September: Media reports question then-GOP S.C. House Speaker Bobby Harrell’s reimbursements to himself from his campaign account for expenses, including use of his private plane. Harrell, R- Charleston, returns $23,000 to his campaign, saying he lacked documentation for some expenses.
October: Under pressure from watchdog groups to investigate, Attorney General Alan Wilson, R-Lexington, defers to the House Ethics Committee, which can investigate and punish state representatives.
January: Ashley Landess president of limited-government S.C. Policy Council think tank, says Harrell has abused his legislative powers.
February: Landess files a complaint with Wilson, who asks SLED to investigate. In her complaint, Landess says the House Ethics Committee has too many conflicts of interest to investigate Harrell. Wilson returns $7,000 in political contributions tied to Harrell, saying "appearance does matter."
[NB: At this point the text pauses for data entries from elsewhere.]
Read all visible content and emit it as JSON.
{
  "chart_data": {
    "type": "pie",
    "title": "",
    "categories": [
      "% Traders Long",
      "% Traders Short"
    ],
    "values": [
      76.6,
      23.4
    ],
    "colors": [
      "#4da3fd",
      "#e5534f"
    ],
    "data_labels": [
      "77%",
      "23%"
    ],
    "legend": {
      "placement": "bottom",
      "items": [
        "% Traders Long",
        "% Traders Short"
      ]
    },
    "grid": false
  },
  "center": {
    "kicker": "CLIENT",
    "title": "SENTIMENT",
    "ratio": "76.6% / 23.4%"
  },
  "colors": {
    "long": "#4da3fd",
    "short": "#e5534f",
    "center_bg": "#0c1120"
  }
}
Jan. 13: Wilson’s office announces the Harrell investigation will go before the statewide grand jury.
March 12: The State reports Harrell’s lawyers tried secretly to have a judge disqualify Wilson from the grand jury investigation.
July 9: The Supreme Court grants Wilson’s request to allow the investigation to continue.
Aug. 16: Harrell tells House Republicans the State Grand Jury investigation had ended without issuing any indictments. He says Wilson also removed himself from the case and handed it over to 1st Circuit Solicitor David Pascoe.
Sept. 10: Harrell is indicted on charges of using campaign money for personal expenses, filing false campaign disclosure reports and misconduct in office.
Oct. 23: Harrell pleads guilty to state charges of misusing campaign money and agrees to resign, agreeing to a plea deal that requires him to tell federal and state authorities of any illegal activities by others, including lawmakers, that he knows of.
September: The State reports state Rep. Jim Merrill, R-Berkeley, is one of the S.C. House of Representatives lawmakers named in a SLED report into State House corruption.
March 28: Wilson tries to fire Pascoe, after Pascoe asks the S.C. Supreme Court to allow him to use the statewide grand jury as part of his investigation, access that Pascoe says Wilson is denying him. Pascoe rejects the idea that Wilson — who previously removed himself from the investigation, citing a conflict of interest —can fire him, inviting the attorney general to meet him in court to decide the issue.
April 13: The State reports Wilson has close ties to two individuals named in a secret eight-page section of a SLED report into potential corruption in the S.C. General Assembly — state Rep. Rick Quinn, R-Lexington, and his father, Richard Quinn, as well as the father’s political consulting firm, Richard Quinn & Associates, which has advised Wilson. The Quinns are Republicans, as is Wilson. Merrill also was named in the report.
July 13: The S.C. Supreme Court rules, 4-1, that Wilson can’t stop Pascoe from investigating possible corruption in the General Assembly.
Sept. 22: The S.C. House Republican Caucus, which controls two-thirds of the seats in the S.C. House, says it has allowed investigators to review its financial records dating back to 1995.
Dec. 14: Pascoe announces Lowcountry S.C. House Rep. Jim Merrill has been indicted on 30 charges of misconduct in office and ethics violations.